If you hold the assets in tax-deferred/non-taxable accounts (such as IRAs), ETFs will generally have a slight edge from a tax efficiency perspective. As a result of some of the internal workings of ETFs vs. mutual funds, ETFs tend to distribute comparatively fewer capital gains to shareholders – these same gains are simply more challenging to manage efficiently via the mutual fund format. However, Vanguard has notably solved this distinction by creating a patented process to make its mutual funds and ETFs equivalently tax efficient.

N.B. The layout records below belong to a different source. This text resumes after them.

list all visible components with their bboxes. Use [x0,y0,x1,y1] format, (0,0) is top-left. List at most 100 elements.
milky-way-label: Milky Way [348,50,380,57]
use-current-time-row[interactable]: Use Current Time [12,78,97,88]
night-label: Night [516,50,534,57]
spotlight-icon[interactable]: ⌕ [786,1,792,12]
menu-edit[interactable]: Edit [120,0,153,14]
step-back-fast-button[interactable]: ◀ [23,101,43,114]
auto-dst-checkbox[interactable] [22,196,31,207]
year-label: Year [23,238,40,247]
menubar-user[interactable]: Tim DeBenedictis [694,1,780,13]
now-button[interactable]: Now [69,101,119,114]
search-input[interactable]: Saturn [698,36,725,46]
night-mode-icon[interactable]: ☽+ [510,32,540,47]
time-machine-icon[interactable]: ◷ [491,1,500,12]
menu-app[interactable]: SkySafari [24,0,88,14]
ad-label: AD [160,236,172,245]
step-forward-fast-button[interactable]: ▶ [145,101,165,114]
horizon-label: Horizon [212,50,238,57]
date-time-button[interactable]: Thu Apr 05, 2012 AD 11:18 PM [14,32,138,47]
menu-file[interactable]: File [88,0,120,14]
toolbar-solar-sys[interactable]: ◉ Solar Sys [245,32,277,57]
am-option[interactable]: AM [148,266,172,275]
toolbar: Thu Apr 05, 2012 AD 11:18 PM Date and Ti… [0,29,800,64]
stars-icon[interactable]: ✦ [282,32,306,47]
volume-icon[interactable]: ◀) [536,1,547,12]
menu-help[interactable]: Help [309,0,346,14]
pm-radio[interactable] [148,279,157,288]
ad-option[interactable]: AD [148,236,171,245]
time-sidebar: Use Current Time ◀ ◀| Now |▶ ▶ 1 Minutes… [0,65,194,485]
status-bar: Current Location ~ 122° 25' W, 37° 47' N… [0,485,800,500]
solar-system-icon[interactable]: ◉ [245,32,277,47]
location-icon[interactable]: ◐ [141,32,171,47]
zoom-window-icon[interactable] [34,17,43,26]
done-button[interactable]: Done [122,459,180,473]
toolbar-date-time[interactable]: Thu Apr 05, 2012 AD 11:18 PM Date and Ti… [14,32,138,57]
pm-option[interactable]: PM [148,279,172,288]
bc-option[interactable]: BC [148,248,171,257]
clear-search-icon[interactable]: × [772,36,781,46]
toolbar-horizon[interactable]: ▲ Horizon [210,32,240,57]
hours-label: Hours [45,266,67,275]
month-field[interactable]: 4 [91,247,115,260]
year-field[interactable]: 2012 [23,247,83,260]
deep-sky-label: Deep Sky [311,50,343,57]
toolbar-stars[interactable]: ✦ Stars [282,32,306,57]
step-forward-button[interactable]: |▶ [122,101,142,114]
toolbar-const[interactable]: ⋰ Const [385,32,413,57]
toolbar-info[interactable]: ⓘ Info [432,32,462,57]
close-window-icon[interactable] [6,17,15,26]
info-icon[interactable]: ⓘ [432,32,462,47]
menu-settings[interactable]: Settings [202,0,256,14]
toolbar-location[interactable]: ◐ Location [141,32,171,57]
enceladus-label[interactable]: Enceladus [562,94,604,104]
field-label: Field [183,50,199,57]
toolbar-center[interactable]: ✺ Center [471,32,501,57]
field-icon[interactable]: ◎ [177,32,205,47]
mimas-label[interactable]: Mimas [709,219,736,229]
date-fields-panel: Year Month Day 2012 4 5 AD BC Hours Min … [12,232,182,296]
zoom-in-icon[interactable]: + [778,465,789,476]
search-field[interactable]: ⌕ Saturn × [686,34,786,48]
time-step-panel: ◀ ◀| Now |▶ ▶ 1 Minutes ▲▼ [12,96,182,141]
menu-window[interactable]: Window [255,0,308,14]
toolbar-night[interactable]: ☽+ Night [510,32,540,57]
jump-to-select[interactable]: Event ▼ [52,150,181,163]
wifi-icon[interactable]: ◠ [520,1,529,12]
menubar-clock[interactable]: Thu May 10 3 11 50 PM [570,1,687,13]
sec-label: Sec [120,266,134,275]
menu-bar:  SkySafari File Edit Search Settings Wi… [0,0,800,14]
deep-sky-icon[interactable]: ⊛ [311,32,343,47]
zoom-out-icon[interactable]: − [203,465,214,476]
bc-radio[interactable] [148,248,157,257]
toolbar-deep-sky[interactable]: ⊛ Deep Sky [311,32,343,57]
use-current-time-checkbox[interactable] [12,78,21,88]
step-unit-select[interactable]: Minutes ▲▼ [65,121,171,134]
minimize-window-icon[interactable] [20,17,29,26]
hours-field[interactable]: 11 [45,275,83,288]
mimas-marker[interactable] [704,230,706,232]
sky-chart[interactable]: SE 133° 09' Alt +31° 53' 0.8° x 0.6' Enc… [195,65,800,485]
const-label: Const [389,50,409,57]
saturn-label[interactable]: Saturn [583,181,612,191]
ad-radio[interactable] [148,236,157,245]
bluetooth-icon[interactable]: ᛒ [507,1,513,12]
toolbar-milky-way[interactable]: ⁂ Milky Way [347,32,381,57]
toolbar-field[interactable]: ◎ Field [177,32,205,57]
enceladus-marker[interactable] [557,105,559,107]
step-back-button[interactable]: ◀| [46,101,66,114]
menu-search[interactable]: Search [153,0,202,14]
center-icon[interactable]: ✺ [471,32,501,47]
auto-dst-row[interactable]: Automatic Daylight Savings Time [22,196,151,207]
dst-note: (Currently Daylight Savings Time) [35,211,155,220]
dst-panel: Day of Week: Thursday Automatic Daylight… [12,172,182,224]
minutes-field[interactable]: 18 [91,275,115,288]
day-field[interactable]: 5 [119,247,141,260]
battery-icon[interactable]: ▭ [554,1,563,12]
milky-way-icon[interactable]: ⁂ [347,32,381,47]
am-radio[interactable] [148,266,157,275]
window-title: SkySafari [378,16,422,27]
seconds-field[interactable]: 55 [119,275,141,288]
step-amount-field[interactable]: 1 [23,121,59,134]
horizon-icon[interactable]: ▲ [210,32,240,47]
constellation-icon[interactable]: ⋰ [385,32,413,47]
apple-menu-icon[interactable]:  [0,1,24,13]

Tax Loss Harvesting – VFIAX Wins
Tax-loss harvesting is a strategy that involves selling investments at a loss to offset gains (and up to $3,000 in ordinary income). Tax-loss harvesting only matters in taxable investment accounts since you aren’t taxed on capital gains in tax-deferred accounts. While this strategy can be implemented using any type of investment (stocks, ETFs, mutual funds, or other property), mutual funds have an advantage because of how they are traded.
When you sell an ETF, you’ll have to wait for the funds to settle before you can reinvest the proceeds. You may have to wait one or two days before you have access to the funds.
For mutual funds, the trades only happen after the market closes, you can sell your mutual fund and have the proceeds scheduled to reinvest the same day. This allows you to harvest tax-losses and reinvest in a similar (or different) fund that same day. If you had a loss in VFIAX, you could harvest the loss and reinvest the funds in a similar fund such as VTSAX (Vanguard Total Market Fund) without worrying about missing any market movements the next day but still being able to use the losses to offset gains for taxes.
Dividend Reinvestment – Tie
Believe it or not, dividend reinvestment empirically accounts for a tremendous amount of long-term performance for buy-and-hold investors. Studies have shown that much of the accumulated gains of investors are a direct result of long-term dividend reinvestment strategies.
When considering a fund, ease of dividend reinvestment should definitely be at the forefront of your mind. Luckily, VOO and VFIAX have seamless automated dividend reinvestment processes at the prevailing market price during the reinvestment date.
If you are looking for a low-cost entry point for S&P 500 exposure, both VOO and VFIAX are excellent options. Choosing between the two depends on your individual preferences and goals. Deciding on which fund to invest in really comes down to the decision of investing in two comparable funds – one via its ETF format and the other via its mutual fund format.
As an ETF, VOO definitely offers some advantages with respect to lower investment requirements and intraday trading advantages. However, VFIAX, being a mutual fund, may be more suitable for long-term investors with larger sums to invest who don’t prioritize intraday trading.
Ultimately, whether an investor chooses VOO or VFIAX, the most critical aspect is to remain consistent and thoughtful with your investment strategy and personalized objectives. Both funds provide cost-effective access to the US large-cap market and are likely to serve investors well over the long term.